Last week, as Barack Obama addressed a crowd of hundreds of thousands in Berlin, John McCain talked two people in a supermarket. What can McCain do about Obama's ability to outdraw him by many times?
Attack, that's what. McCain is running a new ad that tries to turn Obama's advantage into a liability by painting him as an out-of-touch "celebrity" rather than a heavyweight politician.
What's interesting to me about the ad campaign is the strategy of it. It's obviously a return to Karl Rove's tactic of attacking the opposition's strength head-on. And where did Rove get this tactic? I have an idea.
Al Ries and Jack Trout, advertising gurus and authors of Positioning and Marketing Warfare make this suggestion in the latter book: if you're not the market leader, find a weakness in the leader's strength and use that as your point of attack. Don't find a weakness in the leader's general position. Find a weakness in their strength.
For example, they point to a rental car ad once used (by Avis, I believe) to attack Hertz.

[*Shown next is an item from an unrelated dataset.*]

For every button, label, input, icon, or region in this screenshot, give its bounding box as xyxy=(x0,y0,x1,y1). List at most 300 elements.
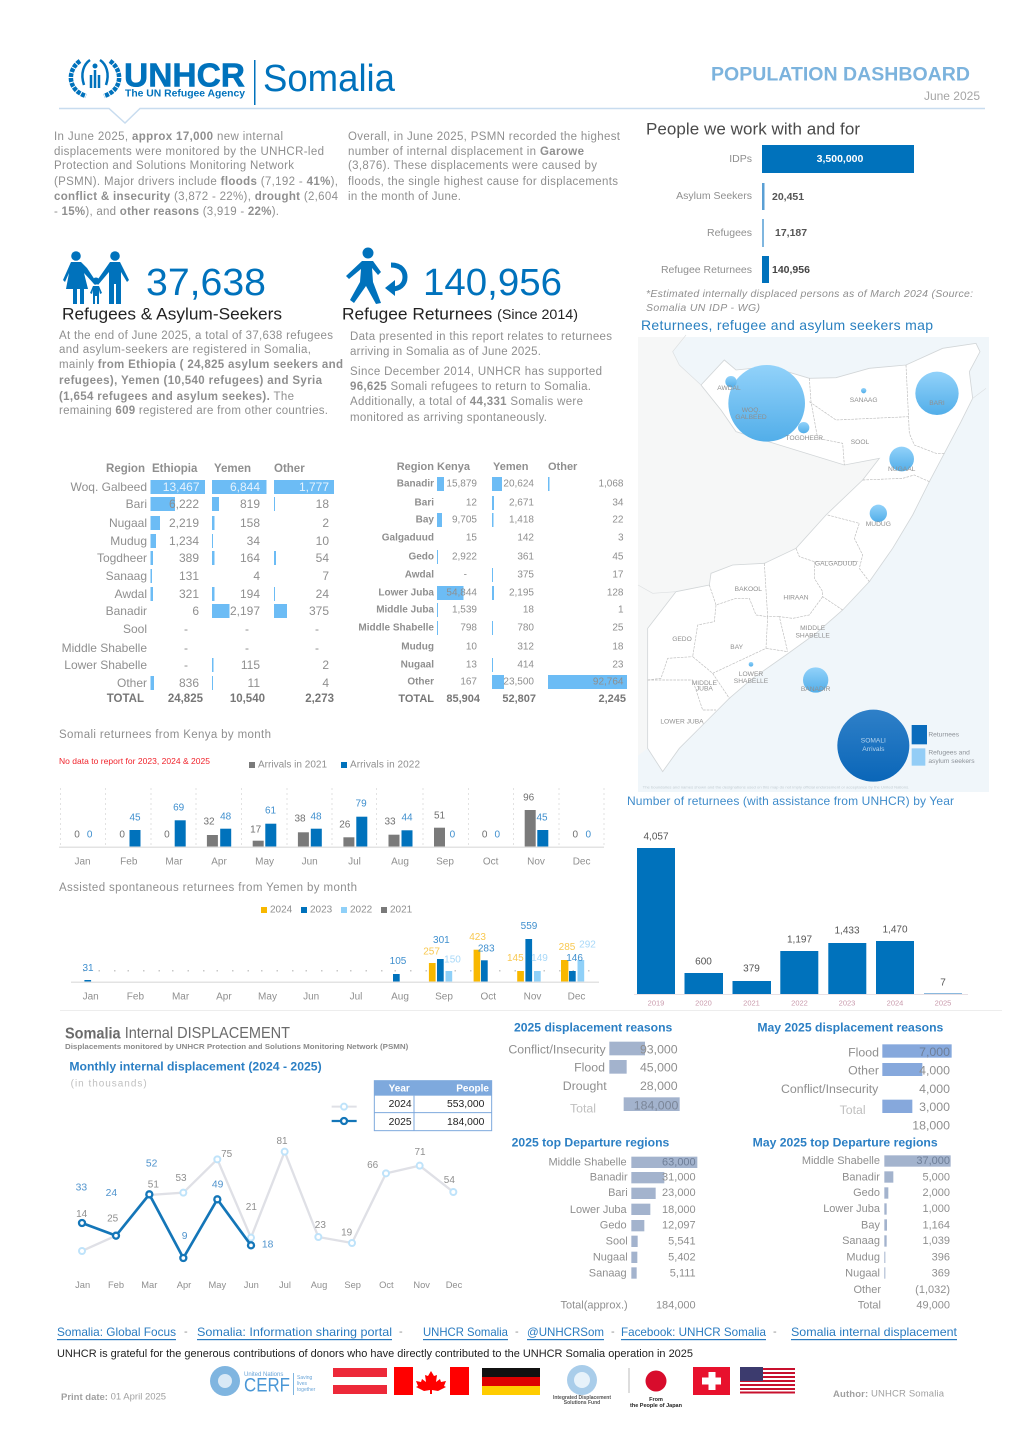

Hertz is the number one rental car company and had most of the customers. So the rival lured customers with this slogan: "The line at our counter is shorter." The weakness in Hertz's strength was that it inevitably had longer lines.
Rove was obviously trying this same strategy. One of Obama's biggest strengths is his magnetism. He draws enormous crowds. So count on Rove's disciples to suggest that there's something wrong with drawing big crowds.
I don't think it will work. Hilary Clinton tried the same strategy of suggesting that Obama was a crowd-pleasing empty suit. Obama proved too smart for that. His campaign, including his recent foreign trip, has shown that his talent is genuine.
But meantime, how about turning the strategy around? Obama's team should find the weakness in McCain's strengths as use them to attack.
I'm not clever enough to do it for them, but here are a couple of thoughts. What are McCain's strengths? Experience, of two kinds: Washington experience and military experience.
Well, the Washington experience should be easy to attack. Yes, McCain's served as a Senator for a long time and really knows Washington politics. But politicians have always attacked that as a bad thing, and it should be particularly easy to do that now. With 74% of people thinking that the country is going in the wrong direction, it should be easy to attack Washington experience as a liability -- Washington is what got us on the wrong track. So say that yes, McCain is highly experienced -- at the same old politics that got us in the mess we're in now. We need to turn the page and start fresh, so McCain's experience is bad, not good.
The military experience is perhaps a little trickier -- Obama doesn't want to look weak and doesn't want to make it easier for Republicans to push the line that Democrats don't understand that the war on terror is a military matter. But some appropriate attack could be made here too. We've lived for nearly 8 years under an administration that was overly adventurous and trigger-happy and that didn't understand that starting a war is serious business and shouldn't be done lightly. Do we want four more years of that? Do we want someone who's already beating the drum about going to war on Iran? With the country already war-weary, McCain's military experience could be suitably painted as a liability, not an advantage.